The last sign of the Rams' new resolve was the way they closed ranks after Matt Nelson, their unstoppable 7-foot sophomore water boy -- a bum knee has limited Nelson's practice activity to fetching drinks for his teammates -- took a finger in the eye from J.K. Edwards with 13 minutes to go.
When Nelson lumbered up the ramp with an ice pack on his eye, even the most ardent CSU believers -- like those in green warm-ups on the bench -- saw the Rams' NCAA dreams leaving with him. During every deadball, several Colorado State players cast wistful glances up the ramp, hoping that the big guy they call "Nellie" would be headed back down to rescue them.
It never happened. With Nelson watching the rest of the game with his one good eye on TV in the training room, the Rebels took their second 10-point lead of the game, and UNLV fans began to crowd the court, to celebrate the NCAA tournament-clinching win that seemed imminent.
They were still lined up on the baseline -- only in stunned silence -- after Brian Greene, the heart and soul of a CSU team that specialized in both during its weekend in Las Vegas, hit a 12-foot leaping leaner with two Rebels hanging all over him with 5.7 seconds to play.
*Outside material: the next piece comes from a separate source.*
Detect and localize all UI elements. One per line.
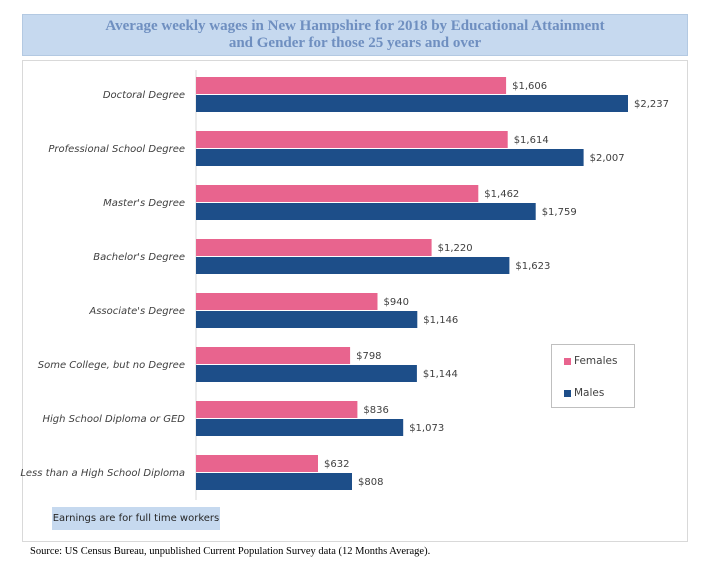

You could almost hear the air rush out of the building when Greene nailed the winning basket. I wasn't there when the Hindenberg hit those power lines, but you can't go from elation to deflation any quicker than the Mack did Saturday night.
And so, as the Rebels get ready for another sockhop -- an NIT game against Hawaii here Wednesday night -- the Rams will trade in their Cinderella slippers for dancing shoes.
On the night before Colorado State learned it would be matched against mighty Duke in a West regional that is more loaded than Foster Brooks, Greene said the perfect way to conclude this most improbable of seasons would be a victory or two in the Big Dance they have somehow managed to crash.
If that happens, it could be the biggest news to hit Fort Collins since the first locomotive chugged down Mason Street in 1877, opening the town to farm and livestock trade.
"Last year, you saw Southern Illinois -- a team we beat, I might add -- go all the way to the Sweet 16," Greene said about the Rams' goal from here. "We just want to go and play our hearts out."
Sunday on ESPN, Digger Phelps helped Greene end the Silence of the Rams.
"This is a hard-nosed team," he said, trying to educate those outside the Mountain time zone. "You're gonna love Matt Nelson. You're gonna love Brian Greene."
I've got news for Digger. Anybody who was at the Thomas & Mack this weekend and can look at the game objectively already does.